I have recently moved to Git for my organization's project.

I am heading a team of 4 people. They have all forked my copy of the project, now they make changes and send me pull requests.

Let's say I receive a pull request and merge it to the dev branch (which is still pending QA). In the meantime, there's another pull request which is very critical, another team member took the latest from dev, made a new branch, and applied the fixes in the new branch, then sent me a pull request.

The problem is, I just want to pull in the changes made for the critical fix. If at this stage I merge the changes to production, it will also merge the prior changes, which were still awaiting QA.

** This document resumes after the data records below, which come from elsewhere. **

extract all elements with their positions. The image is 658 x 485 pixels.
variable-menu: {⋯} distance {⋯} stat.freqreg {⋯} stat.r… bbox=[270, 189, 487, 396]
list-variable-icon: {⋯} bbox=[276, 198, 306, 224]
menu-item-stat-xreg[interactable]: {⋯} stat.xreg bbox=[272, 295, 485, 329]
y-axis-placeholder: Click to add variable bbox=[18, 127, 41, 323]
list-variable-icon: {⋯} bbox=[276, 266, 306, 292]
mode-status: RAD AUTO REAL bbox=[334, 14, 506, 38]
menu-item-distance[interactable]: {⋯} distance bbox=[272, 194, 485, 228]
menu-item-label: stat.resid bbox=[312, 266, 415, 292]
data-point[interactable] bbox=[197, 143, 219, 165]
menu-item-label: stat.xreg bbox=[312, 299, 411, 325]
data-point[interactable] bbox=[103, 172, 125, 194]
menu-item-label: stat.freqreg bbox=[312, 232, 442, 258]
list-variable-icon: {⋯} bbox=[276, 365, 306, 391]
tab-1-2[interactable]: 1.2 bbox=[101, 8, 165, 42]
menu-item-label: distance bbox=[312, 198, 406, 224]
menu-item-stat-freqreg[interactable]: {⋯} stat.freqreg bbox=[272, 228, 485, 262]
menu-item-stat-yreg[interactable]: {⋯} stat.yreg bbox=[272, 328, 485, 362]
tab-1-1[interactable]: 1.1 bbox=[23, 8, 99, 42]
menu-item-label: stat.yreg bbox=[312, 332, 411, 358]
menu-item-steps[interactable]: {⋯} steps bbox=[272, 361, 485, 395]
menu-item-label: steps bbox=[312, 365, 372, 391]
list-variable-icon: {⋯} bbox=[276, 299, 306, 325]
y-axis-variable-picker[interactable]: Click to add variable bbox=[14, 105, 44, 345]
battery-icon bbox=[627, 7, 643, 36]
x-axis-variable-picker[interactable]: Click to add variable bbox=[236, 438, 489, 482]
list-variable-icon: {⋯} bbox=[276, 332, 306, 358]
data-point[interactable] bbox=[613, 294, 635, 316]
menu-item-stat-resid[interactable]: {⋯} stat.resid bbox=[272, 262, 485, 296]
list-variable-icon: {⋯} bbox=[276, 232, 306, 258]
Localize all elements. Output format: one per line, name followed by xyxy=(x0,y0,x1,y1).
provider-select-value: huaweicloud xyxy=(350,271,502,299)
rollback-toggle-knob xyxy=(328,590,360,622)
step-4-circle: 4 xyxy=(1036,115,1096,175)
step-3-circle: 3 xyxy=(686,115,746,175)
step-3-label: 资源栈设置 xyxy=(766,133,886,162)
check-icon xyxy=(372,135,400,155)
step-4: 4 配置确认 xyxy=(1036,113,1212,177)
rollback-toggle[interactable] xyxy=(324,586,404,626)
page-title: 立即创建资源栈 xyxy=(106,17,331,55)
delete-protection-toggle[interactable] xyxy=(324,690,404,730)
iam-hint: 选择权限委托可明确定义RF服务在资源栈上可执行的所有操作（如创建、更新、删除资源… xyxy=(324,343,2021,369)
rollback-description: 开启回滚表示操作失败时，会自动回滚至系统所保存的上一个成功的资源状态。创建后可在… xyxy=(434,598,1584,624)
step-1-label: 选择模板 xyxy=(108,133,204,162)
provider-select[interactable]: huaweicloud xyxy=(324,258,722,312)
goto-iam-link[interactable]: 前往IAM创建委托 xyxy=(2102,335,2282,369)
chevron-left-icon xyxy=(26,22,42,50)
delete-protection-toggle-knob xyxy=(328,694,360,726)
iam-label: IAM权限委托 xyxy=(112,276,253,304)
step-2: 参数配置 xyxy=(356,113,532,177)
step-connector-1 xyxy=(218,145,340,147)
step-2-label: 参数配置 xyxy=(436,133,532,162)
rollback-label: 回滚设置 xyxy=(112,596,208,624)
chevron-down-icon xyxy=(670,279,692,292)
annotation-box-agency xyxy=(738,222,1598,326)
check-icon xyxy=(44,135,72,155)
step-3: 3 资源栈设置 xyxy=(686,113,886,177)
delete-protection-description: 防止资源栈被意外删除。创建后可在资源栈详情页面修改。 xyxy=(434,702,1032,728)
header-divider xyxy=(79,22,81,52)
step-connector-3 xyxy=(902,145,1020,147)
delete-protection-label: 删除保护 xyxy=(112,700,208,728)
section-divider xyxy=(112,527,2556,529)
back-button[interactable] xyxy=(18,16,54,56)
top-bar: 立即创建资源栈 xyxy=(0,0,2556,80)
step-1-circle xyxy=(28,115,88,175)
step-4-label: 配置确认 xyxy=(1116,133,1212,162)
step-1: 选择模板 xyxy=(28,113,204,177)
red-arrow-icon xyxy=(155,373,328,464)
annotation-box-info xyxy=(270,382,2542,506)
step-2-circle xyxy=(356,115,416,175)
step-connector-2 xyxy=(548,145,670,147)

Is it possible to checkout only files which require changes, so that it will force me to push the current development work on production?

I have Googled and found a command git checkout --orphan branchname which will create a blank branch, now after checkout, it will automatically stage the whole project for commit. So I used git reset HEAD -- to unstage everything.

Now I just added the required files and committed it, but when I raise a pull request to the remote repo, it says both the branches has entirely different history.

Can anyone tell me how I could achieve this?.

You want to "cherry-pick" the critical fixes. This just takes the changes in that changeset, without taking anything else.

  1. Find the changeset hash in your dev branch.
  2. git checkout -b my-critical-fix production
  3. git cherry-pick $HASH

That will give you a branch called "my-critical-fix", based on production, with just the change that you want. Now you can check it and create a pull request against the production branch when you are happy.